Aleppo Sees 'Unprecedented' Day of Airstrikes as UN Condemns Violence

iStock/Thinkstock(LONDON) — East Aleppo saw what witnesses describe as an unprecedented and relentless offensive as United Nations diplomats demanded a halt to the violence Sunday.

On Monday morning airstrikes continued to hit the rebel-held part of Aleppo, say locals.

“Six have died at the hospital so far since airstrikes started to hit this morning,” Abu Rajab, a nurse at an Aleppo hospital, told ABC News.

Sunday’s airstrikes were heavier than anything he had seen or heard since the Syrian war started over five years ago, he said.

“It felt like the ground was shaking under you, like an earthquake,” he said of the strikes. “The explosions sounded loud and strange like nothing we’ve heard before in five years of war. It was a bloody day. No words can describe what happened yesterday.”

He said the hospital received around 180 injured people from Sunday’s attacks, but had to refer some of them to other clinics because they didn’t have the capacity to treat all of them. Around 40 percent of the wounded were children and 20 percent women, he said. The intensive care unit was so filled up with patients that one surgeon had to conduct an operation on the ground.

Since midnight Saturday, at least 27 people were killed by strikes from warplanes and government helicopters, the Syrian Observatory for Human Rights said Sunday.

At least 70 people have been killed in three days of airstrikes on east Aleppo from Friday to Sunday night, activists in Syria told ABC News.

The United Nations said the recent attacks on Aleppo could amount to war crimes.

“Repeated airstrikes and the use of bunker-busting and incendiary bombs in densely populated areas could well prove to be war crimes,” David Swanson, a spokesman for the U.N. Office for the Coordination of Humanitarian Affairs, told ABC News.

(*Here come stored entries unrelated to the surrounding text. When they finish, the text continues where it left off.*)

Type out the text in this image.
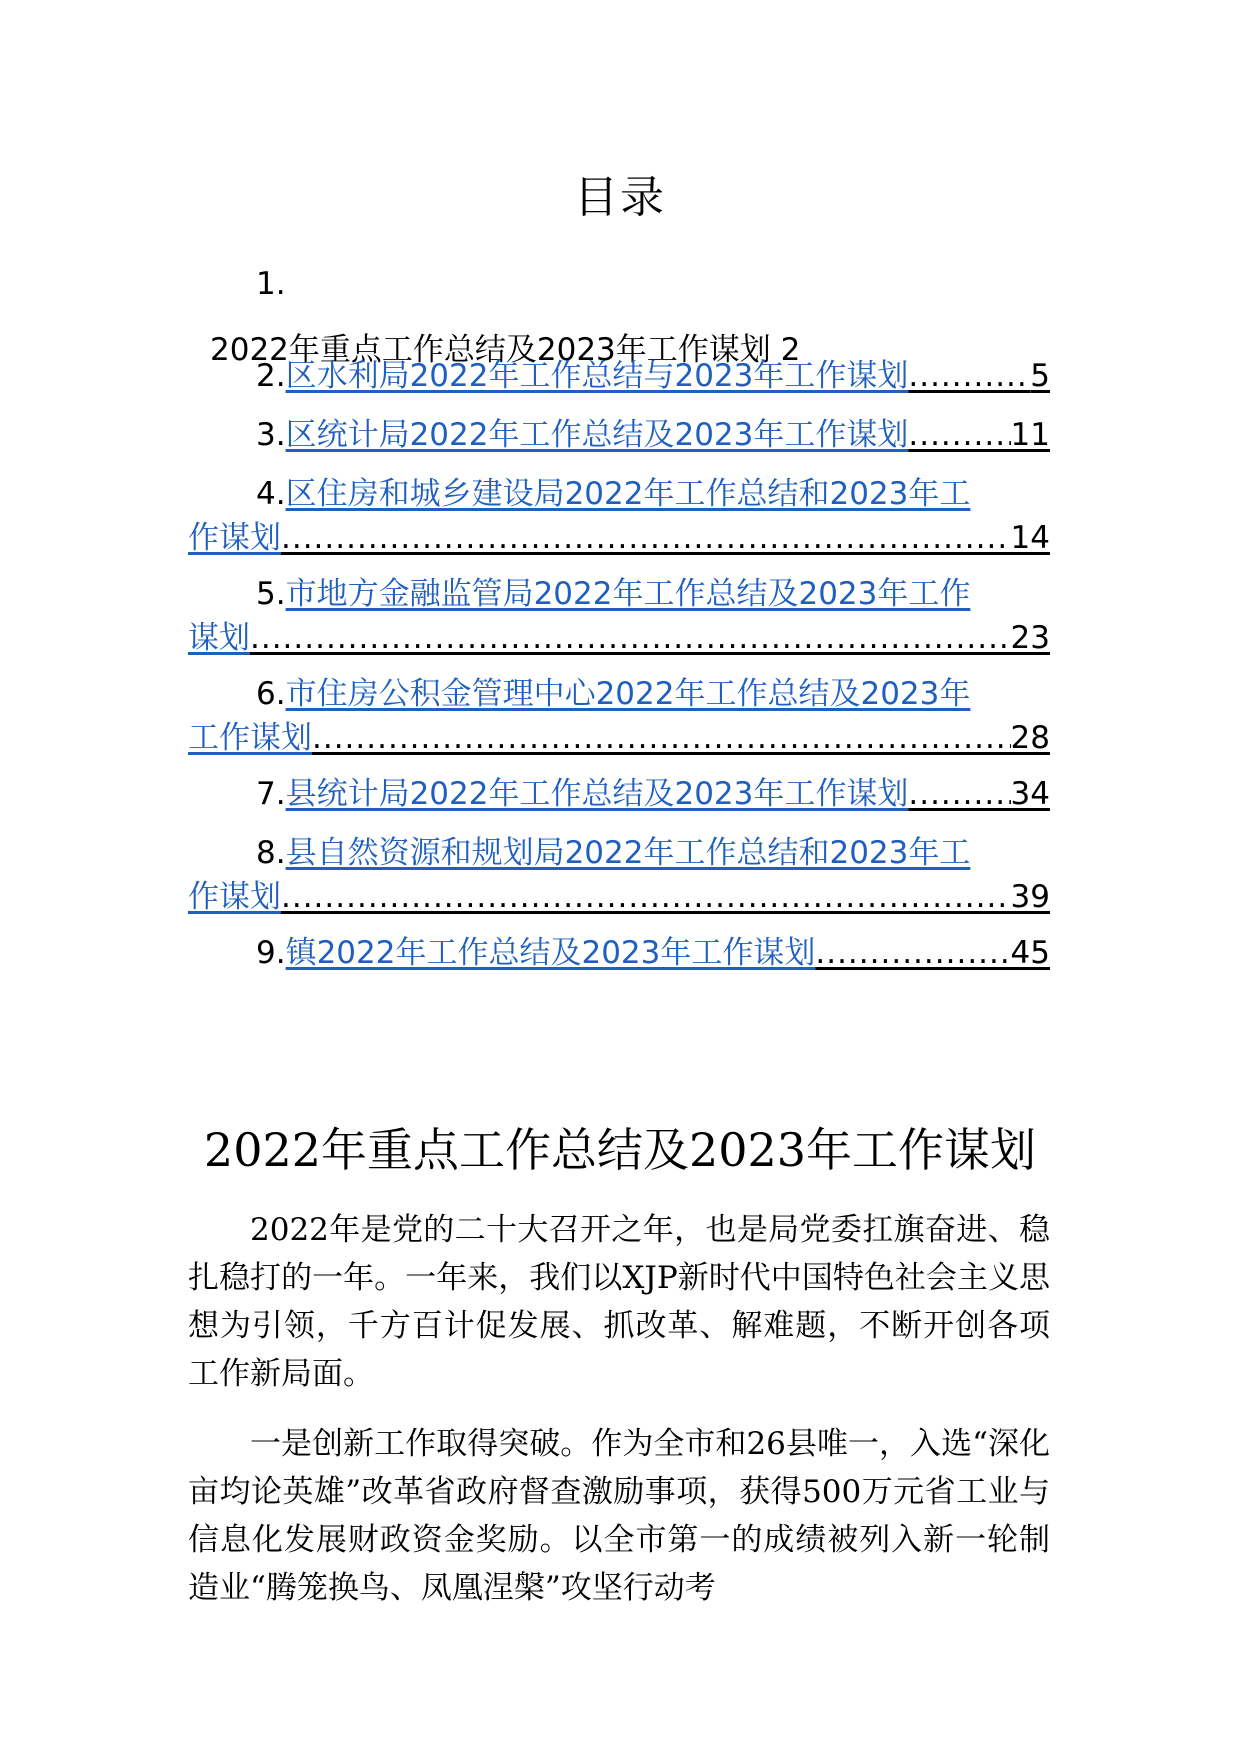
目录
1.
2022年重点工作总结及2023年工作谋划 2
2. 区水利局2022年工作总结与2023年工作谋划 .....	5
3. 区统计局2022年工作总结及2023年工作谋划 .....	11
4. 区住房和城乡建设局2022年工作总结和2023年工
作谋划 .....	14
5. 市地方金融监管局2022年工作总结及2023年工作
谋划 .....	23
6. 市住房公积金管理中心2022年工作总结及2023年
工作谋划 .....	28
7. 县统计局2022年工作总结及2023年工作谋划 .....	34
8. 县自然资源和规划局2022年工作总结和2023年工
作谋划 .....	39
9. 镇2022年工作总结及2023年工作谋划 .....	45
2022年重点工作总结及2023年工作谋划

2022年是党的二十大召开之年，也是局党委扛旗奋进、稳扎稳打的一年。一年来，我们以XJP新时代中国特色社会主义思想为引领，千方百计促发展、抓改革、解难题，不断开创各项工作新局面。

一是创新工作取得突破。作为全市和26县唯一，入选“深化亩均论英雄”改革省政府督查激励事项，获得500万元省工业与信息化发展财政资金奖励。以全市第一的成绩被列入新一轮制造业“腾笼换鸟、凤凰涅槃”攻坚行动考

The U.N. has 40 trucks with aid ready to enter eastern Aleppo. The aid has been sitting by the Turkish border for about two weeks and is still waiting by the border in Syria customs area. Once the U.N. gets the green light, the first convoy carrying a month’s worth of wheat flour for more than 150,000 people will be sent to Aleppo, according to the U.N.’s Office for the Coordination of Humanitarian Affairs. The shipment will be followed up by a delivery of enough food rations to feed 35,000 people for a month.

The distance from the Turkish border to east Aleppo is only some 40 miles, but the journey could take about four to five hours.

While up to 275,000 people in eastern Aleppo are still waiting for the aid they need, humanitarian assistance entered the four besieged Syrian towns of Madaya, Foah, Zabadani and Kefraya Sunday.

On Wednesday evening, one out of two water pumping stations in east Aleppo, was destroyed by airstrikes. In retaliation, rebels turned off the second water pumping station that mainly serves the government-held western part of the city. That means that close to 2 million people in Aleppo are currently living without running water.

At an emergency meeting Sunday, Western U.N. diplomats condemned the recent escalating violence in Aleppo and blamed Russia and the Syrian government. Samantha Powers, U.S. Ambassador to the U.N., accused Russia of committing barbarism under the guise of “counter-terrorism.”

“Instead of pursuing peace Russia and Assad make war. Instead of helping get life-saving aid to civilians, Russia and Assad are bombing humanitarian convoys, hospitals and first responders who are trying desperately to keep people alive,” Powers told members of the Security Council Sunday.

“It seems the only items that make it into eastern Aleppo these days are barrel bombs and incendiaries that witnesses report seen dropped by Assad’s forces and Russian forces. Russia of course has long had the power to stop this suffering. Even now, we will continue to look for any way possible to restore the cessation of hostilities.”

Powers walked out of the emergency session along with the French and U.K. ambassadors to the U.N. in protest when Syria’s ambassador was called to speak.

The U.S., the U.K. and France had requested the emergency meeting after the Syrian military on Thursday announced a new offensive on east Aleppo.